Toplumsal cinsiyet ilişkileri, toplumlarda cinsiyete dayalı rolleri düzenleyen ilişkidir. Bununla birlikte, cinsiyet ilişkilerinin yanında sınıf ilişkileri de toplumsal cinsiyet ilişkilerini belirler. Böylece kadın-doğa, erkek-kültür ilişkisi üzerinden kadınlar domestik alana sıkıştırılır. Kadının doğayla, erkeğin kültürle modernlikle ve medeniyetle özdeşleştirilmesi aydınlanma çağıyla güçlenen bir söylemdir ve burjuva devrimler süresi boyunca da kadının toplumda bazı haklar elde ederken belirli temel tezler bu yöndeydi. Kadınlar zaten kendini kontrol edemeyen doğayla ilişkili olarak tanımlanıyordu; fakat buna böyle olduğu için kadınlar bugün bu hâlde diye bakarsak bu yalnızca kadınları belli rollerin sınırında var olmaya bu şekilde yaşamaya devam etmesine göz yummaktan başka hiçbir şey olmayacaktır.

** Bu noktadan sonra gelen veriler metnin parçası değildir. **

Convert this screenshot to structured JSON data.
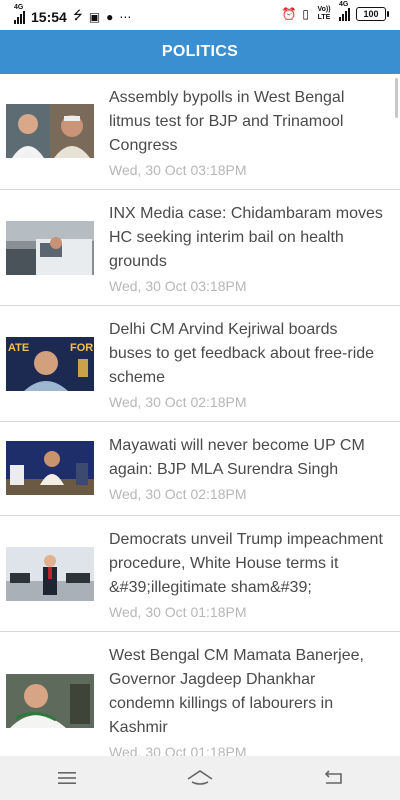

Toplumsal cinsiyet rollerinin belirlenmesinde dinin de etkisi vardır. Din, kadını ve erkeği belirli konumlara koyar. Kadın, aile içinde soyun devamlılığını sağlayan, aileyi bir arada tutan ve çocuğun ve eşinin yaşamını sürdürmesini sağlayan bir rolle şekillenip bu kalıptan uzaklaştırılmamaya çalışılır. Kadının pozisyonu, dinin o toplumda nasıl bir işleve sahip olduğuyla şekillenen bir noktaya düşer. Tarihsel süreç içerisinde dinin kadına biçtiği bu rolü meşrulaştırdığı açıktır.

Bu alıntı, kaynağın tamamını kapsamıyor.